The most active of the many militant groups in the oil-rich Niger Delta region, the Niger Delta Avengers surfaced early this year and have since contributed to a steep drop in crude oil production. Based on a report from the U.S. Energy Information Administration, total Nigerian crude oil production fell to a 30-year low this year.
“Crude oil production disruptions in Nigeria reached 750,000 barrels per day in May 2016, the highest level since at least January 2009,” the EIA’s report read.
The Niger Delta Avengers have been waging a militant campaign against national and international energy companies working in the Niger Delta. The group accused the government of Nigerian President Muhammadu Buhari of favoring oil and gas interests over the interests of the people in the Niger Delta.
In official statements, the group said it was countering the government’s narrative that its campaign targeted Nigerian security forces and oil workers, instead blaming the administration of Buhari, a former military general, for some of the violence.
In an early August statement, spokesman Mudoch Agbinibo said the group was calling for the restructuring of the country, saying the Buhari administration was deaf to the plight of its citizens.
The EIA’s report said the NDA’s campaign has been “immediate” and “severe” for Nigerian oil production.
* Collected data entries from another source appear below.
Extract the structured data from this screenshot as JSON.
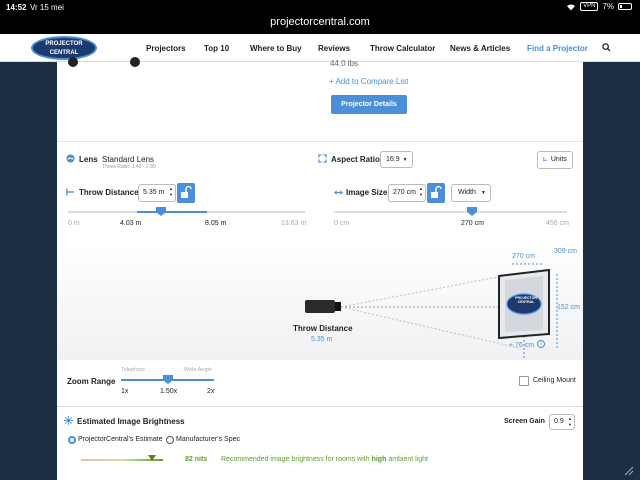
{
  "status_bar": {
    "time": "14:52",
    "date": "Vr 15 mei",
    "vpn": "VPN",
    "battery": "7%"
  },
  "browser": {
    "url": "projectorcentral.com"
  },
  "nav": {
    "logo_line1": "PROJECTOR",
    "logo_line2": "CENTRAL",
    "items": [
      "Projectors",
      "Top 10",
      "Where to Buy",
      "Reviews",
      "Throw Calculator",
      "News & Articles",
      "Find a Projector"
    ],
    "search_icon": "search-icon"
  },
  "product": {
    "weight": "44.0 lbs",
    "compare_link": "+ Add to Compare List",
    "details_button": "Projector Details"
  },
  "lens": {
    "label": "Lens",
    "value": "Standard Lens",
    "throw_ratio": "Throw Ratio: 1.40 - 2.80"
  },
  "aspect_ratio": {
    "label": "Aspect Ratio",
    "value": "16:9"
  },
  "units_button": "Units",
  "throw_distance": {
    "label": "Throw Distance",
    "value": "5.35 m",
    "slider_min": "0 m",
    "slider_low": "4.03 m",
    "slider_high": "8.05 m",
    "slider_max": "13.63 m",
    "position_fraction": 0.392
  },
  "image_size": {
    "label": "Image Size",
    "value": "270 cm",
    "dimension": "Width",
    "slider_min": "0 cm",
    "slider_current": "270 cm",
    "slider_max": "456 cm",
    "position_fraction": 0.592
  },
  "diagram": {
    "throw_label": "Throw Distance",
    "throw_value": "5.35 m",
    "screen_width": "270 cm",
    "screen_diagonal": "309 cm",
    "screen_height": "152 cm",
    "offset": "+ 76 cm",
    "screen_logo_line1": "PROJECTOR",
    "screen_logo_line2": "CENTRAL"
  },
  "zoom": {
    "label": "Zoom Range",
    "telephoto": "Telephoto",
    "wide_angle": "Wide Angle",
    "min": "1x",
    "current": "1.50x",
    "max": "2x",
    "position_fraction": 0.5
  },
  "ceiling_mount": {
    "label": "Ceiling Mount",
    "checked": false
  },
  "brightness": {
    "title": "Estimated Image Brightness",
    "screen_gain_label": "Screen Gain",
    "screen_gain_value": "0.9",
    "option1": "ProjectorCentral's Estimate",
    "option2": "Manufacturer's Spec",
    "nits": "82 nits",
    "recommendation_prefix": "Recommended image brightness for rooms with",
    "recommendation_level": "high",
    "recommendation_suffix": "ambient light"
  },
  "colors": {
    "accent": "#4a8fd8",
    "navy": "#1d2f45",
    "green": "#5aa02c"
  }
}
The Buhari administration at one point this year suggested a truce was brokered with militant groups, but the Niger Delta Avengers said in an official statement that it had “not negotiated with anyone.” The government, however, has continued with an amnesty program aimed to stemming the tide of violence.
“However, because payouts are just one of the NDA’s many demands, crude oil production stoppages are likely to continue until the Nigerian government and the NDA can reach a comprehensive agreement,” the U.S. government’s report read. “EIA expects Nigerian oil production to remain depressed through 2017 as a result of militant attacks.”